Federica: We mentioned at the beginning of the podcast how much the topic of race and ethnicity has been particularly the centre of attention in the past year. What does the research say about this specific aspect?
Richard: Yeah. As you mentioned at the beginning, this has clearly been an important topic in the last year. And if we focus on the US – which I think in some ways has been at the centre of the debate – we do see quite clear differences between how black Americans, Hispanic Americans and white Americans think the news media covers people like them. So, in short, while white Americans think that the news media covers people like them fairly on the whole, both black Americans and Hispanic Americans say the opposite with their net perceived fairness score of -13 in both cases.
On regional differences ↑
Federica: In the report, you also talk about how different geographic regions perceive the coverage of their area being unfair. What can you tell us about that?
Richard: That’s right. For this, we looked at the UK, the US and Germany. And we do see some differences between perceived fairness scores between different regions within those countries. So, in the UK, people are more likely to think that where they live is covered fairly by the news media if they live in London and the South of England. Whereas, if you look at Germany, some of the Eastern German states – people are actually less likely if they live in these states to think that where they live is covered fairly as compared to the rest of Germany. And in the US, attitudes towards the news media coverage are more positive among people who live on either the East coast or the West coast. But if we look at people who live further inland then the attitude starts to cool and the net fairness ratings are lower.
On reasons behind the differences ↑
Federica: This is so interesting. You mentioned at the beginning there are many different reasons for people thinking – and this is about asking people’s perceptions – so many different reasons for thinking of people – their age, gender, political views, geographic region – are covered fairly or not. Have you found any possible factors that you can explain to us as influencing this perception of fairness?
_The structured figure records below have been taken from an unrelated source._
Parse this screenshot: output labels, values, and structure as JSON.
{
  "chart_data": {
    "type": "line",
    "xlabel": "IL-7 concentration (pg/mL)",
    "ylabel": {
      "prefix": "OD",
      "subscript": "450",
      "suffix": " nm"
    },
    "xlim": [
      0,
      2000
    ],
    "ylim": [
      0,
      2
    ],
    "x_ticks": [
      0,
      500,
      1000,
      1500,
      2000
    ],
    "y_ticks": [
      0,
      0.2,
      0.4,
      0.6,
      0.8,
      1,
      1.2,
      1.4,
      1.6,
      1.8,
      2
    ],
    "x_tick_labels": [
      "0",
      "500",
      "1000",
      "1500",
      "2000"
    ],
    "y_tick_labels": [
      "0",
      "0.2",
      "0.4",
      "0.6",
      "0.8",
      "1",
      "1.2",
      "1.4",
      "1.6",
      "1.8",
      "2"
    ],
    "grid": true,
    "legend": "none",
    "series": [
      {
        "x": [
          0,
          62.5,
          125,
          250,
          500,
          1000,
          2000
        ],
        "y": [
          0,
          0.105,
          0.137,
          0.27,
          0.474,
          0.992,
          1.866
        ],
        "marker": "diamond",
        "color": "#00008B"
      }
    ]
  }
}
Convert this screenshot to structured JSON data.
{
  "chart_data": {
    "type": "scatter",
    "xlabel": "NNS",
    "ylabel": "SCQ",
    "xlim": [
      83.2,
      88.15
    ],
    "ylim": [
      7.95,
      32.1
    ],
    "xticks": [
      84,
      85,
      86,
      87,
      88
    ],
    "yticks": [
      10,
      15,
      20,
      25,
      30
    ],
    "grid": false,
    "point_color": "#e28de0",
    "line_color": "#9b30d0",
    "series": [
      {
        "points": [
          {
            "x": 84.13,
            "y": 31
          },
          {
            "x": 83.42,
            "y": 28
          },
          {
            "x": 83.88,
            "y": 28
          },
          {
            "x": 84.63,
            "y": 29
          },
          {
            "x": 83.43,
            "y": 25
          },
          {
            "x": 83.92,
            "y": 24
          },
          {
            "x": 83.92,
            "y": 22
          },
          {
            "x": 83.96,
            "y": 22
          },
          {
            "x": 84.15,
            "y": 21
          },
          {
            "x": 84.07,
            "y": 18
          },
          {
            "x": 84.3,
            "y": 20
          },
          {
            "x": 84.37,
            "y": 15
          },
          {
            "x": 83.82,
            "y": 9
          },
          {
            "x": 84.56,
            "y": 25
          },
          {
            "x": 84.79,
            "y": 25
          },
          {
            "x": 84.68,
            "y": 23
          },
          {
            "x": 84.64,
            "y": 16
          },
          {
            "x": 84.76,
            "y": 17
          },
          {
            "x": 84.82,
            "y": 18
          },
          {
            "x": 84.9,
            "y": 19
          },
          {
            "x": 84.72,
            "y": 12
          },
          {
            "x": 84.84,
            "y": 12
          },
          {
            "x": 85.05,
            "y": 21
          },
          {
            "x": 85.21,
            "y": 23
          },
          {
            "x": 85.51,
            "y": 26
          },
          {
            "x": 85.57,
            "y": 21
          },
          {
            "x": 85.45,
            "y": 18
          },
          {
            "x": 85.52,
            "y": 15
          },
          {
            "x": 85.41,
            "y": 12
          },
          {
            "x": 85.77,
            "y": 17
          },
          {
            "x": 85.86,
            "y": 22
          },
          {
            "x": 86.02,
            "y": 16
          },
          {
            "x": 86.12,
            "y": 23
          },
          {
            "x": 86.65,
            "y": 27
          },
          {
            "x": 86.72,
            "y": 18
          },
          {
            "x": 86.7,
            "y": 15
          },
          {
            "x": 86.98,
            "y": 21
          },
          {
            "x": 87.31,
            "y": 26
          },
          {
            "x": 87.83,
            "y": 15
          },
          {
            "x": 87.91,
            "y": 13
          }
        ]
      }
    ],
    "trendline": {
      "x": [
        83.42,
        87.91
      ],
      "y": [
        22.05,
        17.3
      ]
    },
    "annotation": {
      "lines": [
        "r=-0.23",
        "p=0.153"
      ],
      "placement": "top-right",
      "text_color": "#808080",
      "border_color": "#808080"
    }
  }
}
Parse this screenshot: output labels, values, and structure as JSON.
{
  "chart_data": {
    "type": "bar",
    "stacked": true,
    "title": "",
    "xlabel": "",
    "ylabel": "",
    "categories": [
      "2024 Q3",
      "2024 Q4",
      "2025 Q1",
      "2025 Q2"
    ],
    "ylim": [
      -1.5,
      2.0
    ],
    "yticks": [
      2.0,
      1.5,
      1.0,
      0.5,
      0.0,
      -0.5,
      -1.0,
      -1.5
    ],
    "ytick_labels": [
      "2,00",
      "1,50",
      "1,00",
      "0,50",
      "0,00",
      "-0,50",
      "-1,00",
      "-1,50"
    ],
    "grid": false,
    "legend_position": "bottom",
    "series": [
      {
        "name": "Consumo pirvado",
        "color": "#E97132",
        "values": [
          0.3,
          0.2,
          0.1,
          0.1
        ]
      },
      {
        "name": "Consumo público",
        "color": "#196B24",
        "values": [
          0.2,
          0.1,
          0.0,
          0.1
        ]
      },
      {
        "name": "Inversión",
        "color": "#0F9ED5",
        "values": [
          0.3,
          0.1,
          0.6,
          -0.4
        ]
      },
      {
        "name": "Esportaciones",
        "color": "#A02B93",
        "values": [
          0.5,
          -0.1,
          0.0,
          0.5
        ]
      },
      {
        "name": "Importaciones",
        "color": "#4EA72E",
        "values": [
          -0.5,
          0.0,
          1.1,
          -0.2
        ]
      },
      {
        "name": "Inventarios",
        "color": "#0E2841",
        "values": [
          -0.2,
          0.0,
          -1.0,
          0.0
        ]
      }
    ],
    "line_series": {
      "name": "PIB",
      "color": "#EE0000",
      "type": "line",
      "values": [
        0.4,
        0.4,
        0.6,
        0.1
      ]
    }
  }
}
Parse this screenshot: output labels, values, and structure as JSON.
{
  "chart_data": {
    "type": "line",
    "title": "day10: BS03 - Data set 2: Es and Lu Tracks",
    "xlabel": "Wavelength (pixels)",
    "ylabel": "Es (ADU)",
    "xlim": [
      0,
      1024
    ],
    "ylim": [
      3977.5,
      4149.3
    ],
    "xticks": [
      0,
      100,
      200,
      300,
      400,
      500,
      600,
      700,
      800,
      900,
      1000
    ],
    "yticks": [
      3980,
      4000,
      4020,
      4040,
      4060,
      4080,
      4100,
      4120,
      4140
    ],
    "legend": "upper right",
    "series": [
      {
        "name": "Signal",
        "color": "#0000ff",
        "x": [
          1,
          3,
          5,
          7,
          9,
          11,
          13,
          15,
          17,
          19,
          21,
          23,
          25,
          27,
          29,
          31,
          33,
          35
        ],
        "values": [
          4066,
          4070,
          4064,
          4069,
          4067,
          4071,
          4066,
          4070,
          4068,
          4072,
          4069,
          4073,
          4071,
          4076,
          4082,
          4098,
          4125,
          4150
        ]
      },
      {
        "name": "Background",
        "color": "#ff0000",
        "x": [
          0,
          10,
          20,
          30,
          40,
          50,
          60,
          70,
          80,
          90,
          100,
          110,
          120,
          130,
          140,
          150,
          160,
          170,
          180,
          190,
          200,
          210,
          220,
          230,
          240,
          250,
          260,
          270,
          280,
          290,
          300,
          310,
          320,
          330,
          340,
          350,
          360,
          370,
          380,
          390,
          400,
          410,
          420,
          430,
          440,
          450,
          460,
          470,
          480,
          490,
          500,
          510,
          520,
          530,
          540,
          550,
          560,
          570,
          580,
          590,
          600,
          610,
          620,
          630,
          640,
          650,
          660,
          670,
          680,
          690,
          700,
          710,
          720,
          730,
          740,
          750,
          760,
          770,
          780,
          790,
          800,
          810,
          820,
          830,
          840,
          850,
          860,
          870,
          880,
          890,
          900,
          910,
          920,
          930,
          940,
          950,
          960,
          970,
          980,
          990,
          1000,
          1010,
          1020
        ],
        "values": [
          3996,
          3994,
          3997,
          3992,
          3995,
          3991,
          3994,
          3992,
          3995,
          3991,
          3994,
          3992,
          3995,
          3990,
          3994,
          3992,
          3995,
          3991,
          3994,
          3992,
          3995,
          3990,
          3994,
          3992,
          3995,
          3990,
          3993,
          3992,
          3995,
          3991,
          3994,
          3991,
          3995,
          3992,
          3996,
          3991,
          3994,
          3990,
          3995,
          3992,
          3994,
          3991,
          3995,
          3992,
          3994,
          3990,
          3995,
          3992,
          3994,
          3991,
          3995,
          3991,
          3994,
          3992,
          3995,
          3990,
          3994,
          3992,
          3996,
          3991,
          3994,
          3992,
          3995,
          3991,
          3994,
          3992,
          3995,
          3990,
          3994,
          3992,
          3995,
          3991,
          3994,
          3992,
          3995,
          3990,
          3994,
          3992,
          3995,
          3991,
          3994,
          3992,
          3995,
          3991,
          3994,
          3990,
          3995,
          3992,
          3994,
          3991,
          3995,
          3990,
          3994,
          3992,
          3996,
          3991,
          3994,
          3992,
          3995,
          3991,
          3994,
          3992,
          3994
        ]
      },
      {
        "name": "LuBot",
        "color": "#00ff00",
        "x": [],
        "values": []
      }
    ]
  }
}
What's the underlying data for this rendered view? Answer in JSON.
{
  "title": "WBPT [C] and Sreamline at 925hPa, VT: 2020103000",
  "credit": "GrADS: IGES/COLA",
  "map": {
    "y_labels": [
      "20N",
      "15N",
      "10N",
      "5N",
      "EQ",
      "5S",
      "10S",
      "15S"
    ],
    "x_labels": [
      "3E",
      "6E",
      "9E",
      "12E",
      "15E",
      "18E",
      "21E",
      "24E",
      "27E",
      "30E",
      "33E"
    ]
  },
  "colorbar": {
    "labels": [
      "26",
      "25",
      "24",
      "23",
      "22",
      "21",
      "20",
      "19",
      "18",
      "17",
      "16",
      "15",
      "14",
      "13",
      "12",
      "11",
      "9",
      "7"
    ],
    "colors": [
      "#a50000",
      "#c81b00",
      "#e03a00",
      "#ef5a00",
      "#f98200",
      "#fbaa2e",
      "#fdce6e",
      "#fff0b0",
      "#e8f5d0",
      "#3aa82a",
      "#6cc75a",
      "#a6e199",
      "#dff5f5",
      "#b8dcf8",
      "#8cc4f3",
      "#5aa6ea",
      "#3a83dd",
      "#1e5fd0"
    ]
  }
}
Richard: Yeah. I think it’s a complex picture and I think there are likely to be many different factors at play and these will be different depending on which aspect of news coverage you look at. I think this is something we want to look at in the future in more detail. But one factor that we did look at this year that seems to be important is the perceived volume of news coverage that different topics get. So if people think that a specific aspect of their lives – including some of those I mentioned earlier – does not receive enough news coverage then they’re more likely to think it’s covered unfairly compared to if, for example, they think the amount of news coverage something receives is about right. So I think that’s suggesting that the perceived volume of coverage affects whether people think they’re covered fairly or unfairly.
On trust and fairness ↑
Federica: Lastly Richard, I wanted to ask you about if there is a link between the perception of fairness of coverage and the general levels of trust in news? As we’ve seen in this year’s report, that level of trust in news is going up a bit compared to the previous year. Is there a link?
Richard: I think conceptually it seems to make sense that perceptions of fairness in news coverage and trust in the news would overlap. So it’s not surprising that when we actually look at the data there are quite strong links between fairness perceptions and trust with those that think they’re covered fairly more likely to say that they trust most news most of the time. And I think this links back to the point at the beginning about how perceptions – even though they may not accurately reflect the nature of coverage – they can still be important to understand because they might have consequences for something like trust.